Lebih sulit lagi untuk memahami, mengingat Gubernur Suryo bahkan bukan seorang prajurit. Namun, dia sepenuhnya menyadari perannya sebagai seorang pemimpin: Seorang pemimpin harus berani untuk mengambil keputusan sulit dan bertindak tegas dalam membela kehormatan tanah airnya. Dia mewakili rakyatnya. Dia adalah harapan rakyatnya. Inilah kualitas kepemimpinan hebat yang telah ditunjukkan kepada generasi muda.

KAMI LEBIH MEMILIH HANCUR DARIPADA DIKOLONI LAGI!

Saudara-saudara,

Pemimpin-pemimpin kita di Jakarta telah berupaya keras untuk mengelola perkembangan di Surabaya. Tetapi sayangnya, semuanya sia-sia.
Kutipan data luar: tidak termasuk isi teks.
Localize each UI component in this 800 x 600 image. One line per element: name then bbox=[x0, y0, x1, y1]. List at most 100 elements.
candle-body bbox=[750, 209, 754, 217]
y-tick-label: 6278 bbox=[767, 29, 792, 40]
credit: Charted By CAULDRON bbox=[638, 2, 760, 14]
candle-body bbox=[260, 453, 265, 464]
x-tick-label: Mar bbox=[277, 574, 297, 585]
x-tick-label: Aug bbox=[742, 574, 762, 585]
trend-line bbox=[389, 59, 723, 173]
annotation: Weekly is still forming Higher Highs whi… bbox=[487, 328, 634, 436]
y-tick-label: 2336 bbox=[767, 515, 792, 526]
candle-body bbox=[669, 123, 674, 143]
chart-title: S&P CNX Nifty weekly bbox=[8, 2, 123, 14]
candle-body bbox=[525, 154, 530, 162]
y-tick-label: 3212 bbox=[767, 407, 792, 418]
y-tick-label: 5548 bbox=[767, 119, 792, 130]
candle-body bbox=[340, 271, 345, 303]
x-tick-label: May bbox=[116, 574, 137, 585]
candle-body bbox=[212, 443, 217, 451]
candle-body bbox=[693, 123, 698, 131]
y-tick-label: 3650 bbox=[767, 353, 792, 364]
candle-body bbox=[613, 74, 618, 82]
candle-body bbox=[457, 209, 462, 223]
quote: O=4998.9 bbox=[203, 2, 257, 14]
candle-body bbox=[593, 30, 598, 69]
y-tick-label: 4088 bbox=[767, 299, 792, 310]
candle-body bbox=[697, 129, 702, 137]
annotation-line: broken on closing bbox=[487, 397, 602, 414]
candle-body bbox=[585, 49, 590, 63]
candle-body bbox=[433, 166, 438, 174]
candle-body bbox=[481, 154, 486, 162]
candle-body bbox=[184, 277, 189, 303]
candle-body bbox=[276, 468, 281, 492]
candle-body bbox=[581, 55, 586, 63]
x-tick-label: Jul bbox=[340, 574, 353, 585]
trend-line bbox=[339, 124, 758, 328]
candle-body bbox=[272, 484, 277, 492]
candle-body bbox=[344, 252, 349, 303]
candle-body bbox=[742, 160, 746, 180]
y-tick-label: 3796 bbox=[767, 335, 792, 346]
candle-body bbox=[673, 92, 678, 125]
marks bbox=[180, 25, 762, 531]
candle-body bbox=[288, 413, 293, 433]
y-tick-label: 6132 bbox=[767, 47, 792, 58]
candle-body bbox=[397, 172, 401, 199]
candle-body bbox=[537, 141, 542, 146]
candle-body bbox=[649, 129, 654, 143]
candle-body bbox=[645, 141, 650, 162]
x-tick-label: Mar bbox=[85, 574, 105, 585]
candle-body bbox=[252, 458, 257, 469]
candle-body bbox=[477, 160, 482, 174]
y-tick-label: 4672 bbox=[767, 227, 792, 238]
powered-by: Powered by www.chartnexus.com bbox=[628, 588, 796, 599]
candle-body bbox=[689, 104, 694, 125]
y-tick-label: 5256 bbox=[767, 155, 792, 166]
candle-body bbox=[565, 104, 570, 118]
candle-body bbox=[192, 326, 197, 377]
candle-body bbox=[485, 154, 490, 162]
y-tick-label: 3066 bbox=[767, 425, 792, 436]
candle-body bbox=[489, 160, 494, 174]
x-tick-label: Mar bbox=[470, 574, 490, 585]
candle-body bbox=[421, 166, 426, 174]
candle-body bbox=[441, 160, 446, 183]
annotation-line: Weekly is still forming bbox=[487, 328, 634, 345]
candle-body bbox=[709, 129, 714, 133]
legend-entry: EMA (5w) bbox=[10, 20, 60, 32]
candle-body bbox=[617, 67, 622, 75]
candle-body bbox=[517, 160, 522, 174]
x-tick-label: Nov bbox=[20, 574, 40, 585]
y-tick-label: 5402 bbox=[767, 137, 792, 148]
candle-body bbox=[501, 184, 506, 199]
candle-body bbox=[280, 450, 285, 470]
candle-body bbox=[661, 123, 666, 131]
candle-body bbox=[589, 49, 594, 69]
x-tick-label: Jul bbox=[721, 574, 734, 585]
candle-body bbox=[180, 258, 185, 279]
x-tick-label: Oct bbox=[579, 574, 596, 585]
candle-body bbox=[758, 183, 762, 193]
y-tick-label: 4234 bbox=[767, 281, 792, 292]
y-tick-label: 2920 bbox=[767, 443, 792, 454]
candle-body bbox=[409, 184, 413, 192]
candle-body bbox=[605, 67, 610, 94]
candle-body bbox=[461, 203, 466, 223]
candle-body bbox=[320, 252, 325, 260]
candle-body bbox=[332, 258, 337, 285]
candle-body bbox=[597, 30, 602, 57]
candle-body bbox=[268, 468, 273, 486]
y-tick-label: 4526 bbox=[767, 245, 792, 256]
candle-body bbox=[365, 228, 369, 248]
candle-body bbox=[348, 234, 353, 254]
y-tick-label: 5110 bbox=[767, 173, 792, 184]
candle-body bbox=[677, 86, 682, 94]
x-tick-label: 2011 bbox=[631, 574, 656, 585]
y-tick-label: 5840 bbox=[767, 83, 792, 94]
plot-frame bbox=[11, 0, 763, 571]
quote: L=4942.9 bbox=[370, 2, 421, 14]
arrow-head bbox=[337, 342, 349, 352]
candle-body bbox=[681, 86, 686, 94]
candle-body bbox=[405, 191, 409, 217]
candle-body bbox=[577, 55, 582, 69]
Sekarang terserah pada kami, rakyat Surabaya, untuk memutuskan apa yang harus dilakukan selanjutnya. Semua upaya negosiasi kami telah gagal. Untuk mempertahankan kedaulatan bangsa, kita harus teguh dan menegaskan tekad kita untuk menghadapi segala kemungkinan.

Berulang kali, kami menyatakan posisi kami: Kami lebih memilih dihancurkan daripada direkolonisasi. Sekarang, di hadapan ultimatum Inggris, kita akan mempertahankan sikap itu. Kami akan tetap teguh menolak ultimatum tersebut.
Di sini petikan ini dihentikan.